I saw this interview and my first thought was that Harman, and by extension Labour, were indulging in the same point-scoring, political opportunism that was such a hallmark of their behaviour in Scotland for the last 4 years and which they look set to continue during the next 5 years.

Does Labour have anything to offer other than rampant negativity?

Jo G said...

"And did I really hear Diane Abbott, the radical black MP for Hackney, saying there should be a curfew in her constituency?"

Yes you did. I heard her too and applauded her but you missed out her main point. She said those who cared about poverty did not trash their own communities. She was right there and saw what the mobs had done to their own in her constituency.

Jo G said...

"It was a protest against police delay in admitting that Duggan hadn't shot first that turned into the riot. It might take another factor, perhaps sectarianism, to spark similar violence among the white Scottish underclass."

Iain you really are losing it bigtime. This is a disgusting statement to include in any piece you write. It sounds like its a suggestion from you as to how we can kick it all off up here.

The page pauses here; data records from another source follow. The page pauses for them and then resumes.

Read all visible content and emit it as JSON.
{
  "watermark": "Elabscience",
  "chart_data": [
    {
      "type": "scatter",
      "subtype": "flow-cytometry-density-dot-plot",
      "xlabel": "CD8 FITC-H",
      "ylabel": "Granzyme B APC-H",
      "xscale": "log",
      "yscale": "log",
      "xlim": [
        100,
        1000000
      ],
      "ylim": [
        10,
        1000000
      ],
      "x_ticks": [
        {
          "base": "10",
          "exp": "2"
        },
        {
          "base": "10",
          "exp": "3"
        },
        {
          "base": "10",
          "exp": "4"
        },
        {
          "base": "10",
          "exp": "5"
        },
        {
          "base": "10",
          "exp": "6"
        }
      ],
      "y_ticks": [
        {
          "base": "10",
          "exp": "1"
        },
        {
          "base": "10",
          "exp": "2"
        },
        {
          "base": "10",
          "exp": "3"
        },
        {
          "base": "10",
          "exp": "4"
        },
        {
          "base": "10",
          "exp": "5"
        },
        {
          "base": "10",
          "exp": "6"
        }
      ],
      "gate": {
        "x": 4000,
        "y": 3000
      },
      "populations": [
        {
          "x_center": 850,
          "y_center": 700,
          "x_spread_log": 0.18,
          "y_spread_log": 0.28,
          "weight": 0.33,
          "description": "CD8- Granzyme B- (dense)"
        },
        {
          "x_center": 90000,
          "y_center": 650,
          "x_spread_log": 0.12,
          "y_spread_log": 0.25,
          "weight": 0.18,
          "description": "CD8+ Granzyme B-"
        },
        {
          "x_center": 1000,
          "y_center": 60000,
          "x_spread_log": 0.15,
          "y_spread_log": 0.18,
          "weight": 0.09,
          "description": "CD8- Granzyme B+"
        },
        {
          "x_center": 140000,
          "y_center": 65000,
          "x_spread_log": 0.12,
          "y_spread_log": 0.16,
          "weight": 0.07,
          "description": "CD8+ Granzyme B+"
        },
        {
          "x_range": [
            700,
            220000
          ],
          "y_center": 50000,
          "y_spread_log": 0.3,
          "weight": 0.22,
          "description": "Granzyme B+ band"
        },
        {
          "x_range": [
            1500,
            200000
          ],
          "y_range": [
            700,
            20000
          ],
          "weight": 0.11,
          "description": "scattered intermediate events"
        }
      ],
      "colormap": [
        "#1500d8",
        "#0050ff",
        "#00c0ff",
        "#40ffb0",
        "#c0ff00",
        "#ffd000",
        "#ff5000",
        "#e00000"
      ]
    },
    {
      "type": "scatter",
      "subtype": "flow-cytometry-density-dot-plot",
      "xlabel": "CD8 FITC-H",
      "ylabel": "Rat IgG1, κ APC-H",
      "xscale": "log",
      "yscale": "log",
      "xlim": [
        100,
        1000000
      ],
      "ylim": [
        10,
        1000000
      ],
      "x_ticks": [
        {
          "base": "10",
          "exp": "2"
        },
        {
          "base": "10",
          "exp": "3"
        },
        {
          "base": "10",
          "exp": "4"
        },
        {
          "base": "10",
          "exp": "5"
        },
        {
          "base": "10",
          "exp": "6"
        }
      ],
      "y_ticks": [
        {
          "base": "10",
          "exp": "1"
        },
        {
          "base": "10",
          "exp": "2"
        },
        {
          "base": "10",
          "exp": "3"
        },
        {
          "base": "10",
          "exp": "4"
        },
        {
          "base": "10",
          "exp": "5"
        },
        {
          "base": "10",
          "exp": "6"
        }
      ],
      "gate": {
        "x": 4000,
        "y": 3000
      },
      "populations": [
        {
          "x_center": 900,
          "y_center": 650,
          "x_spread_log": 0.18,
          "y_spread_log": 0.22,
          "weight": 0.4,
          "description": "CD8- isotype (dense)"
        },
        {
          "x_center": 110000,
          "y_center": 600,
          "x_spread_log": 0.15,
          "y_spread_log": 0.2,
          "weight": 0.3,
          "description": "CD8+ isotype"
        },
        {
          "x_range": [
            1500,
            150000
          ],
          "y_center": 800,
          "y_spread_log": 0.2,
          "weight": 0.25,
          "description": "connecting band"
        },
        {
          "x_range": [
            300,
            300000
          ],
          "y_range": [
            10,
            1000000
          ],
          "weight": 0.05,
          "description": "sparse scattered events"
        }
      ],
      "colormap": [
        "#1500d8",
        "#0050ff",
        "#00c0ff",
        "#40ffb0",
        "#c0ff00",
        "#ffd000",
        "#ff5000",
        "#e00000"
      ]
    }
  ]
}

How bloody irresponsible can you get?

CWH said...

Joe G said:
""Iain you really are losing it bigtime.""

Indeed he is if Mr McWhirter's Essay of the week in today's Sunday Herlad is anything to go by in which he claims 'Anarchy broke out in the UK last week'. Really?

Alas we cannot comment on Mr McWhirter's article - in the digital edition of the newspaper at any rate.

If we could we might, very reasonably, point out to Mr McWhirter that on Tuesday night in Glasgow, for example, 65,000 or so turned out to watch a football benefit match and in the process raised £300,000 for charity.

No one in Scotland is complacent about the possibility of rioting breaking out hear, or feeling in any way superior to our southern neighbours. Calling these riots English riots is merely describing the situation accurately and with clarity.